Overview/Snapshot of Disease or Condition
Dog allergies can be categorized into flea allergies, food allergies, and inhalant allergies. An allergic reaction is basically how your dog’s body reacts to an allergen.
When your dog inhales, ingests or comes in contact with an allergen, your dog’s immune system produces a protein called IgE.
This protein then attaches itself to tissue mast cells, which are located in the skin. This in turn causes the release of chemicals like histamine, which is very irritating to the skin.
Allergies usually manifest themselves as skin problems and can also lead to canine ear infections. Watch for symptoms and try to eliminate the causes whenever possible.
There are certain symptoms associated with dog allergies. Watch for them so you can treat your dog as early as possible.
- Hair loss
- Constantly scratching the body
- Rubbing the face on the carpet or furniture
- Recurrent ear infections
- Chewing or licking of paw
- Frequent gastrointestinal disturbances
- Watery eyes
An allergy is a reaction to an allergen and is one of the most common dog health problems. Allergens can be food, pollen, dust, flea bites, fabrics, grass, milk products or basically anything. Canine allergies caused by fleas are quite common. In fact, it is not the bite that causes the allergic reaction but the saliva, which irritates the dog’s skin.

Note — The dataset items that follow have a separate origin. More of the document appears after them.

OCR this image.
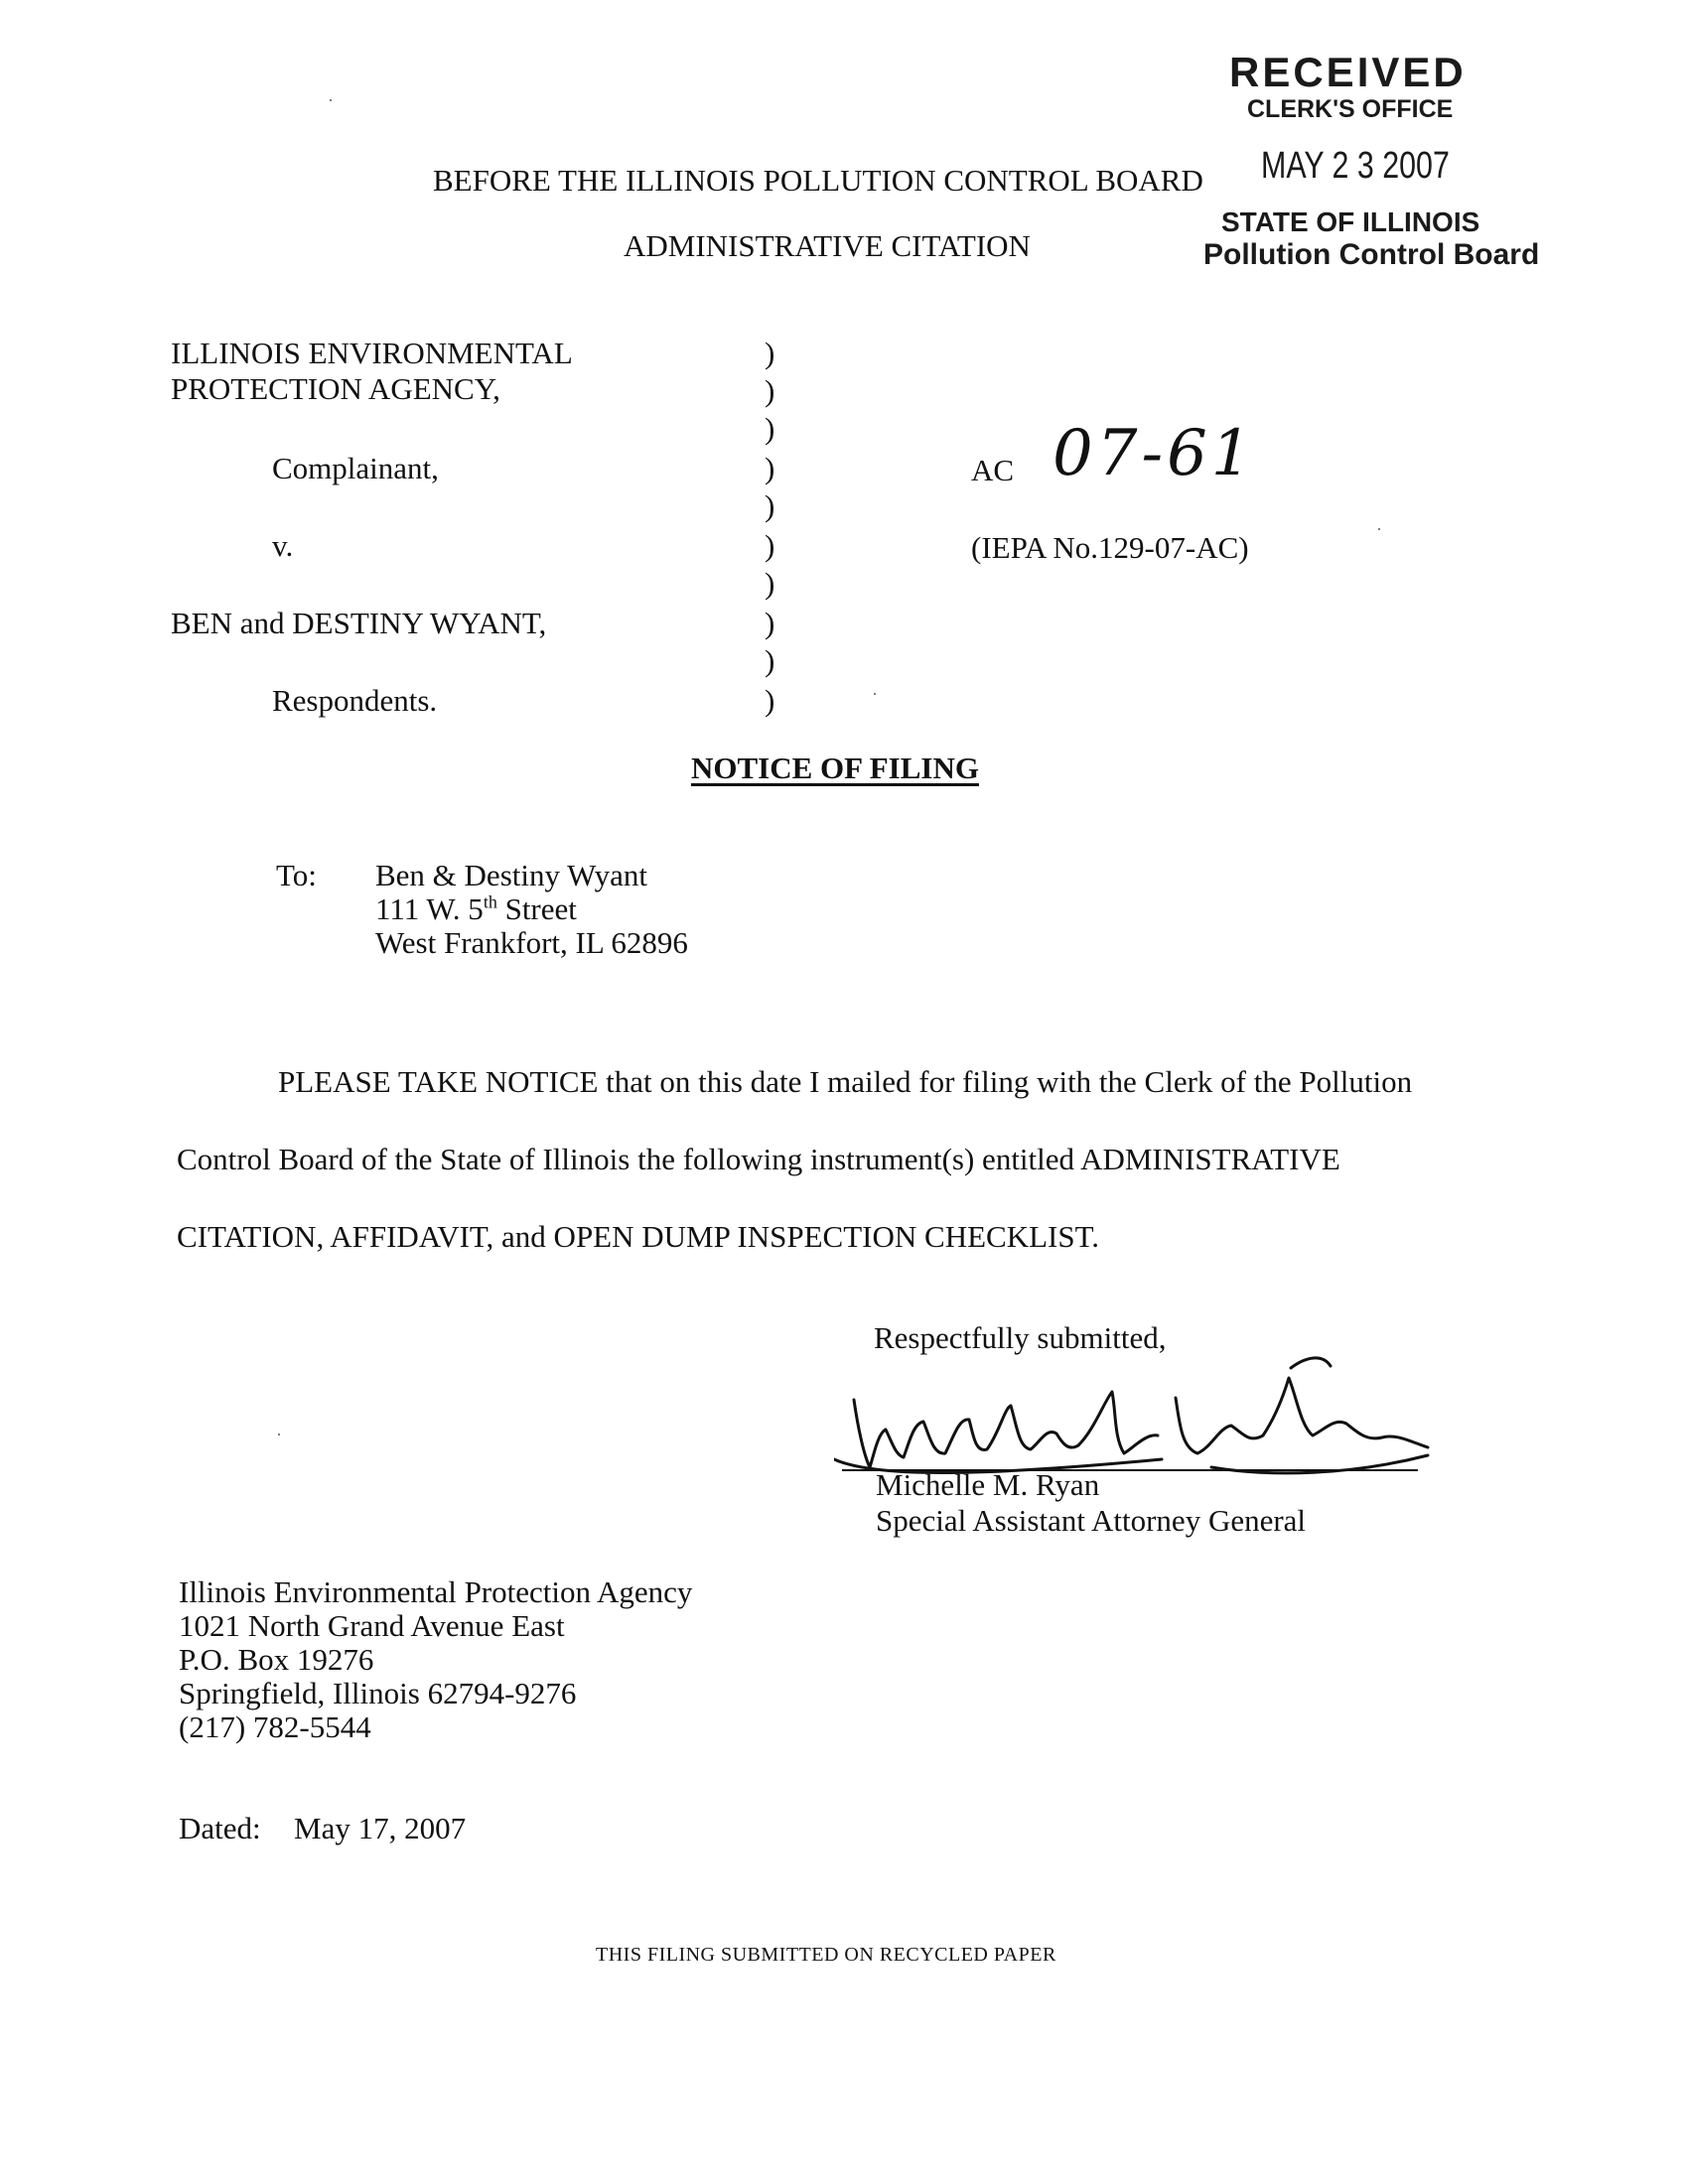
RECEIVED
CLERK'S OFFICE
MAY 2 3 2007
STATE OF ILLINOIS
Pollution Control Board
BEFORE THE ILLINOIS POLLUTION CONTROL BOARD
ADMINISTRATIVE CITATION
ILLINOIS ENVIRONMENTAL
PROTECTION AGENCY,
Complainant,
v.
BEN and DESTINY WYANT,
Respondents.
)
)
)
)
)
)
)
)
)
)
AC 07-61
(IEPA No.129-07-AC)
NOTICE OF FILING
To: Ben & Destiny Wyant
111 W. 5th Street
West Frankfort, IL 62896
PLEASE TAKE NOTICE that on this date I mailed for filing with the Clerk of the Pollution
Control Board of the State of Illinois the following instrument(s) entitled ADMINISTRATIVE
CITATION, AFFIDAVIT, and OPEN DUMP INSPECTION CHECKLIST.
Respectfully submitted,
Michelle M. Ryan
Special Assistant Attorney General
Illinois Environmental Protection Agency
1021 North Grand Avenue East
P.O. Box 19276
Springfield, Illinois 62794-9276
(217) 782-5544
Dated: May 17, 2007
THIS FILING SUBMITTED ON RECYCLED PAPER
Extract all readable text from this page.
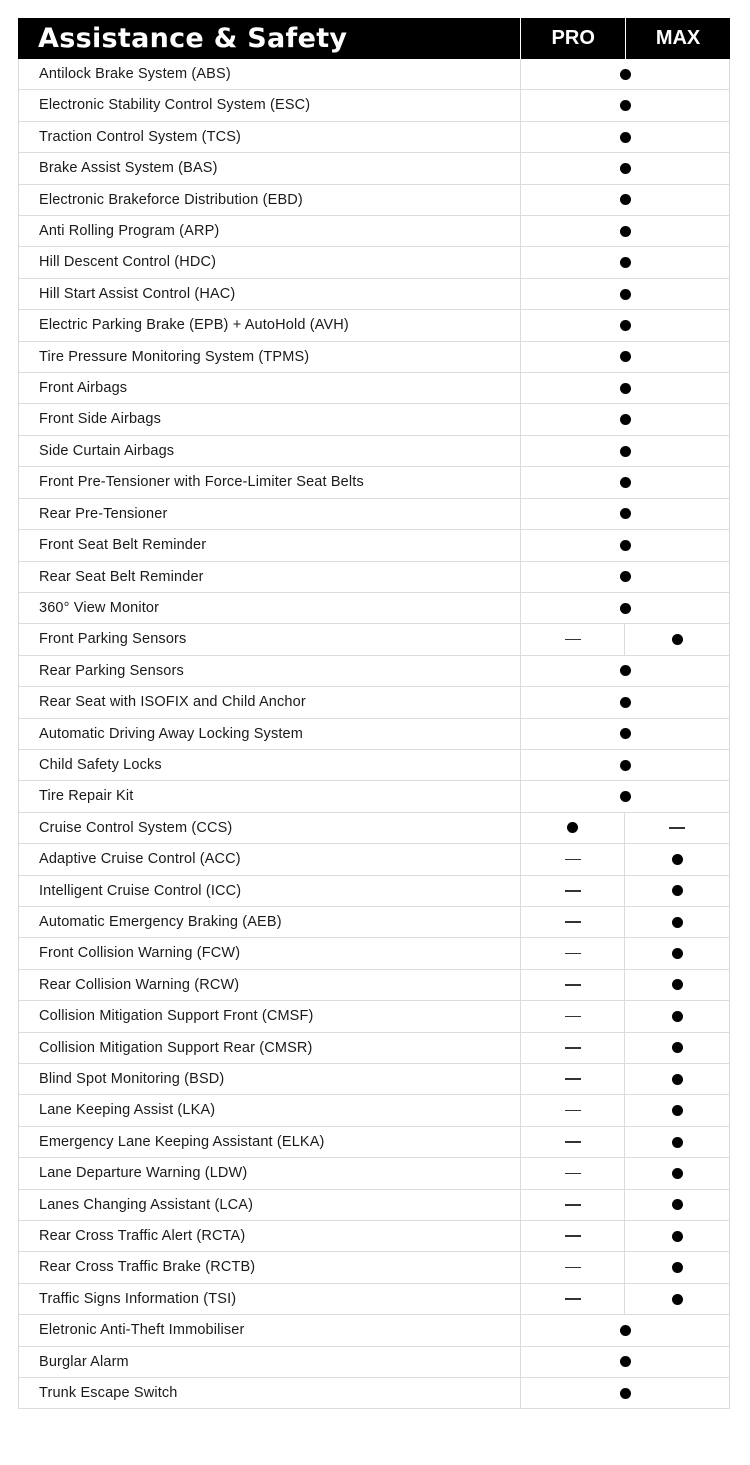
Assistance & Safety	PRO	MAX
Antilock Brake System (ABS)
Electronic Stability Control System (ESC)
Traction Control System (TCS)
Brake Assist System (BAS)
Electronic Brakeforce Distribution (EBD)
Anti Rolling Program (ARP)
Hill Descent Control (HDC)
Hill Start Assist Control (HAC)
Electric Parking Brake (EPB) + AutoHold (AVH)
Tire Pressure Monitoring System (TPMS)
Front Airbags
Front Side Airbags
Side Curtain Airbags
Front Pre-Tensioner with Force-Limiter Seat Belts
Rear Pre-Tensioner
Front Seat Belt Reminder
Rear Seat Belt Reminder
360° View Monitor
Front Parking Sensors
Rear Parking Sensors
Rear Seat with ISOFIX and Child Anchor
Automatic Driving Away Locking System
Child Safety Locks
Tire Repair Kit
Cruise Control System (CCS)
Adaptive Cruise Control (ACC)
Intelligent Cruise Control (ICC)
Automatic Emergency Braking (AEB)
Front Collision Warning (FCW)
Rear Collision Warning (RCW)
Collision Mitigation Support Front (CMSF)
Collision Mitigation Support Rear (CMSR)
Blind Spot Monitoring (BSD)
Lane Keeping Assist (LKA)
Emergency Lane Keeping Assistant (ELKA)
Lane Departure Warning (LDW)
Lanes Changing Assistant (LCA)
Rear Cross Traffic Alert (RCTA)
Rear Cross Traffic Brake (RCTB)
Traffic Signs Information (TSI)
Eletronic Anti-Theft Immobiliser
Burglar Alarm
Trunk Escape Switch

Inhalant allergies are generally caused by pollen. Dogs that are allergic to certain types of pollen will manifest their allergic reaction only when pollen is in the air. Fortunately, this condition usually only last for a few days or weeks. For the rest of the year they are generally fine.
Staphylococcus bacteria may also cause an allergic reaction in dogs. The dog’s skin will often show a ringworm-type of infection in this case.
Your dog could also have an allergic reaction due to emotional stress. It is not uncommon for a dog with a stressful life to suffer from various skin problems. Sometimes, when the owner is going through a crisis, the dog will suffer emotional stress at the same time, and this may result in an allergic reaction.
Treatment for dog allergies includes antibiotics, steroids and immunotherapy. For instance, if the allergen is bacteria, the veterinarian would generally prescribe an antibiotic.
Immunotherapy is one the best treatments for inhalant allergies. This form of treatment involves de-sensitizing your dog to a particular allergen and this method is generally prescribed when your dog is unable to avoid a particular allergen.
For canine allergies to food, there is no medical treatment. Once you identify the cause of the allergy, you must simply avoid giving your dog that kind of food.
In order to determine which food is causing the allergic reaction, a good starting point is to eliminate beef, wheat, milk, eggs, nuts, fruits, carrots, yeast and certain spices and additives from your dog’s diet. After about two months, reintroduce each potential allergen to your dog’s diet to see which one is the culprit.
There are a number of things you can do to prevent dog allergies, including:
- Keep your house dust free
- Keep the grass cut short
- Do not let your dog stay in the basement
- Use dehumidifiers if there is a lot of humidity in the air
- Keep your dog indoors during high pollen season
- During hot weather keep your dog in an air conditioned room
For this or any other dog health problems you may encounter, talk to your veterinarian. Finding a good vet is a great step toward learning to keep your dog healthy and happy.